Pity the chap whose neighbour offers to give him a lift to Heathrow Airport in his mate’s car. By the time they are driving through the tunnel they have already been spotted on the spur road. Unbeknown to the occupants of the car, the neighbour’s friend is a criminal or terrorist. When the car is stopped they will have a hard time explaining who they are, by which time the flight will have been missed.

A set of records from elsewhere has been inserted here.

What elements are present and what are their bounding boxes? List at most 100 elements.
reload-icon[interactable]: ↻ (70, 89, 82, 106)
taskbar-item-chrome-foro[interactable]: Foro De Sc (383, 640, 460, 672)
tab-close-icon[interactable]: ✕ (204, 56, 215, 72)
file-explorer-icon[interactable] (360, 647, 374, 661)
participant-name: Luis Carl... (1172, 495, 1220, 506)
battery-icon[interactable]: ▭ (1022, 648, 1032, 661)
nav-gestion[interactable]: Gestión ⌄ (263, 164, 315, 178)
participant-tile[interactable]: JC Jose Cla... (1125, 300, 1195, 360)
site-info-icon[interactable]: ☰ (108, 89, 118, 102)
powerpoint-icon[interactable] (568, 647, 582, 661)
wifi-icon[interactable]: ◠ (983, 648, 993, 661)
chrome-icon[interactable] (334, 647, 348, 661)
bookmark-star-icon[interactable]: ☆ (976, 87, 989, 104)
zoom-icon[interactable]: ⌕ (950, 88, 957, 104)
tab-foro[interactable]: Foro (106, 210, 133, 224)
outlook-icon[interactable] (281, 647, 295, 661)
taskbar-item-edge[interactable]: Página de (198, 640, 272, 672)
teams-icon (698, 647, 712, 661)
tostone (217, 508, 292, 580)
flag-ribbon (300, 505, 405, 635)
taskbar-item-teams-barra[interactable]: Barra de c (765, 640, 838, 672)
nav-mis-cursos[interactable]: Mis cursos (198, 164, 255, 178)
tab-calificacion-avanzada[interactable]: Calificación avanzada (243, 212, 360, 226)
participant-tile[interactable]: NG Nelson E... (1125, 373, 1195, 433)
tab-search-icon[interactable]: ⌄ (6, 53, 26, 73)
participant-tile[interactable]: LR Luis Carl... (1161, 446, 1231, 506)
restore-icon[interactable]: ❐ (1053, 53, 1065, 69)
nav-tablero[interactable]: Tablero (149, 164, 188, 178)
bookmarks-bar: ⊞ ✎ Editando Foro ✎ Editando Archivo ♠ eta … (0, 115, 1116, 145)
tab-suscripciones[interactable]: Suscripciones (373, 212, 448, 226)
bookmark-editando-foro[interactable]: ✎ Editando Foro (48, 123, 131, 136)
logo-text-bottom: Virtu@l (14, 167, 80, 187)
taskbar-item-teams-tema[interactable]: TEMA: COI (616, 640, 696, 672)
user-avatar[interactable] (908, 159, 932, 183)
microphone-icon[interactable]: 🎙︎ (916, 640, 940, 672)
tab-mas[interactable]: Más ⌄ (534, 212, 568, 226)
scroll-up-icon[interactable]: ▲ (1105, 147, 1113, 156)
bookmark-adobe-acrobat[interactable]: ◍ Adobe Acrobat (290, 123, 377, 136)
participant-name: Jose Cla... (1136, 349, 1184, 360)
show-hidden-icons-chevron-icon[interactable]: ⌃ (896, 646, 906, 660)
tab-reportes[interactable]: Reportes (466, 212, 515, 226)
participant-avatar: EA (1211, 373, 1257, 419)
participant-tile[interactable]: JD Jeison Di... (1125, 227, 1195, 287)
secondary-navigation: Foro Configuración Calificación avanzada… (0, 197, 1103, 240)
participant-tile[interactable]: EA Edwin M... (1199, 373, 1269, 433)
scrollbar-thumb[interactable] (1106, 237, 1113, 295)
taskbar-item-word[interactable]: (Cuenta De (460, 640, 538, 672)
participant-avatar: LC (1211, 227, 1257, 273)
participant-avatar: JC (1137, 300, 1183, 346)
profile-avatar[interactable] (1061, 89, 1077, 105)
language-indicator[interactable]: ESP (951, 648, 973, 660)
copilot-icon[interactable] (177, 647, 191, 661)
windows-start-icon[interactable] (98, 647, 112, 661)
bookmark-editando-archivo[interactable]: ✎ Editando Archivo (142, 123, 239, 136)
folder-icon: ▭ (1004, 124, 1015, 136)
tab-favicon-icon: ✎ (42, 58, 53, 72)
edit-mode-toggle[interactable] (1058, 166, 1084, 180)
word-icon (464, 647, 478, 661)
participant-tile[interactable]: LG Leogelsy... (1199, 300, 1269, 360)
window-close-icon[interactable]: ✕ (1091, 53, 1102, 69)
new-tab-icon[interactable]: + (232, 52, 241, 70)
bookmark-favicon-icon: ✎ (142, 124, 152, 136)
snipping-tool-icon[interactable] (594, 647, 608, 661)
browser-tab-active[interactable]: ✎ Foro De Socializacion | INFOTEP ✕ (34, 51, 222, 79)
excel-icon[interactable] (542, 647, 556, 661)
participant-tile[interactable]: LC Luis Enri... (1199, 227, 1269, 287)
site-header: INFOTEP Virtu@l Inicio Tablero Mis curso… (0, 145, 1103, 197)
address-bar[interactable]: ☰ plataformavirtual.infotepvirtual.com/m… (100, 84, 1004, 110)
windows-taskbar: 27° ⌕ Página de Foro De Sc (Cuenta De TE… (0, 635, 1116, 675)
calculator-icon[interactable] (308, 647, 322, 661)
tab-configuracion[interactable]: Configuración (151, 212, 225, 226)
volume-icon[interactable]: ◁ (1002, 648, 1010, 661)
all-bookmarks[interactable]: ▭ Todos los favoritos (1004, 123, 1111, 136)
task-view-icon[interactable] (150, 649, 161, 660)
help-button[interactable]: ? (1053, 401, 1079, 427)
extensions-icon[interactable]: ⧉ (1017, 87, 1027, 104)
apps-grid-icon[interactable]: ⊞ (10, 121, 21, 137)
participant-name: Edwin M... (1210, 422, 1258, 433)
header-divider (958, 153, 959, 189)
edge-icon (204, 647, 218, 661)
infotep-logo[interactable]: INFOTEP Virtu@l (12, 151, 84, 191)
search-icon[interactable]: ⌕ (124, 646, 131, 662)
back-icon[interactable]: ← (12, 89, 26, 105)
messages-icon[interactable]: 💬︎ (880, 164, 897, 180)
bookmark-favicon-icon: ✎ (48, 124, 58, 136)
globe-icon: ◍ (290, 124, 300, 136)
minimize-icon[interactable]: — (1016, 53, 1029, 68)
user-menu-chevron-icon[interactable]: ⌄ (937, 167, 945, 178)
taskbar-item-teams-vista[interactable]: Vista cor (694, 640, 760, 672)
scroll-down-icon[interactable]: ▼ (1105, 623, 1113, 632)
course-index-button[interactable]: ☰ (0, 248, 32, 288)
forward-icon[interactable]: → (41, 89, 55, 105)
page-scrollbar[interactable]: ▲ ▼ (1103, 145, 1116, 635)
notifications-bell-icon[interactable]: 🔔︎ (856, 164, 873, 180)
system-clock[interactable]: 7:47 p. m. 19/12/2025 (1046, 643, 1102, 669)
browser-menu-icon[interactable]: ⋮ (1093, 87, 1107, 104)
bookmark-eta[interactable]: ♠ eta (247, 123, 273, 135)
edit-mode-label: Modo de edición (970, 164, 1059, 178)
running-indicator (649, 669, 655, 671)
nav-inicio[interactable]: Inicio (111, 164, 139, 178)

We have all seen pleas on television for missing persons or witnesses to the movements of a murder suspect. There on the screen is a CCTV picture taken inside a bus with the exact time and date. A wife spots her husband, who never uses buses and should have been at work on the other side of the city. A good starting point for a mystery.

In Brief Encounters of the Third Kind the main characters fear they are not only being observed, but controlled. There is no rational explanation for inexplicable events and when they finally reach a glimpse of the truth it is not what they expected.